Harry sighed. We had reached a rivulet that ran down from a pond behind the dunes and couldn’t go farther. He scored a curve in the sand with the toe of one shoe, and the bottom of the tiny trench filled with water like the moat of a sand castle.
“We did the deal, but the market went bad and it turned out Grayridge had bonds on its books that Greene hadn’t told me about. Mortgage paper that everyone thought was safe. We held the triple-A, for fuck’s sake, stuff the ratings agencies loved. It all turned to junk and we lost billions. I felt like I was being dragged down, like I was drowning. You don’t know what it feels like to see everything you’ve built falling apart.”

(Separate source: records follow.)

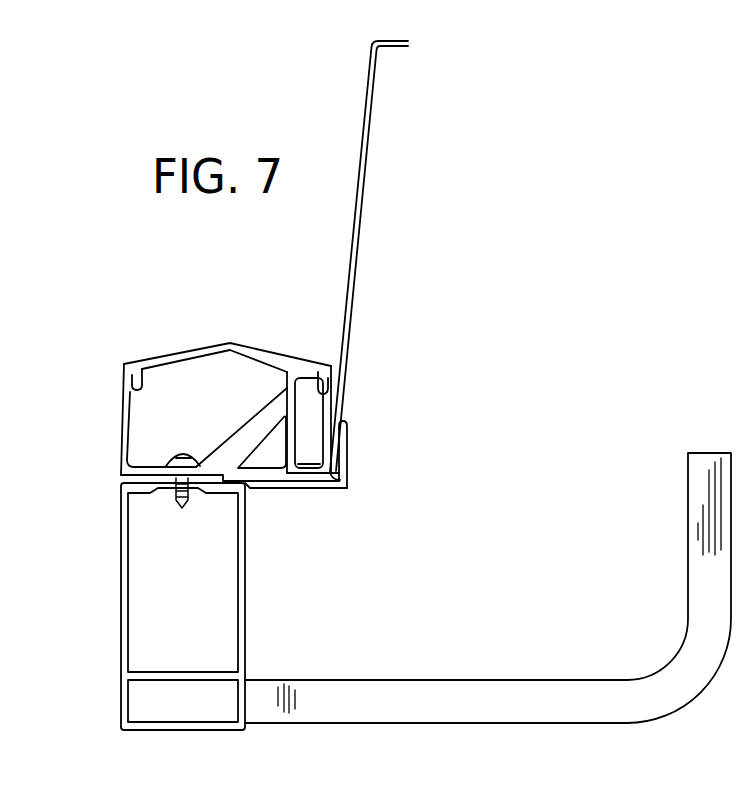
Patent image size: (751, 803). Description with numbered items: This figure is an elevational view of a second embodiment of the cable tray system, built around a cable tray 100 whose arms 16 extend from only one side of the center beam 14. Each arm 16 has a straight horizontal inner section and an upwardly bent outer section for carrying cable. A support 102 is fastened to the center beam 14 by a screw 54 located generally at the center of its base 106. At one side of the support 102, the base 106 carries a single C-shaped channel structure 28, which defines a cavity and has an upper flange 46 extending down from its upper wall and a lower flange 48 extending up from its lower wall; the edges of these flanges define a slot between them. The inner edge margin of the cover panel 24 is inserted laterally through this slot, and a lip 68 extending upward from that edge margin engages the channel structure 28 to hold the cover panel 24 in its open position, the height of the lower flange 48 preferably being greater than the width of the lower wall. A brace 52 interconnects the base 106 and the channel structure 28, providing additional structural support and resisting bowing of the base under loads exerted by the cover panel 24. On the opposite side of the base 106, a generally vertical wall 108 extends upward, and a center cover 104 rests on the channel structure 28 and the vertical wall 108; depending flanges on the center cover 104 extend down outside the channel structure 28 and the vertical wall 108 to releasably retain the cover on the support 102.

The center beam 14 is at (121, 618).
The arm 16 is at (488, 613).
The cover panel 24 is at (357, 195).
The C-shaped channel structure 28 is at (347, 484).
The upper flange 46 is at (330, 382).
The lower flange 48 is at (342, 440).
The brace 52 is at (257, 427).
The screw 54 is at (180, 497).
The lip 68 is at (315, 474).
The cable tray 100 is at (250, 680).
The support 102 is at (224, 426).
The center cover 104 is at (180, 345).
The base 106 is at (270, 490).
The vertical wall 108 is at (134, 417).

He shuddered at the memory, and as I looked over at him, I understood for the first time what had brought him to Episcopal. Loss is hard on the psyche. We aren’t built to cope with it immediately: it takes a period of mourning. The worst thing is feeling trapped and helpless, unable to fight or flee. It made sense of everything-even Harry’s gun. Harry turned at the rivulet and started walking back. I followed, catching up after about ten yards.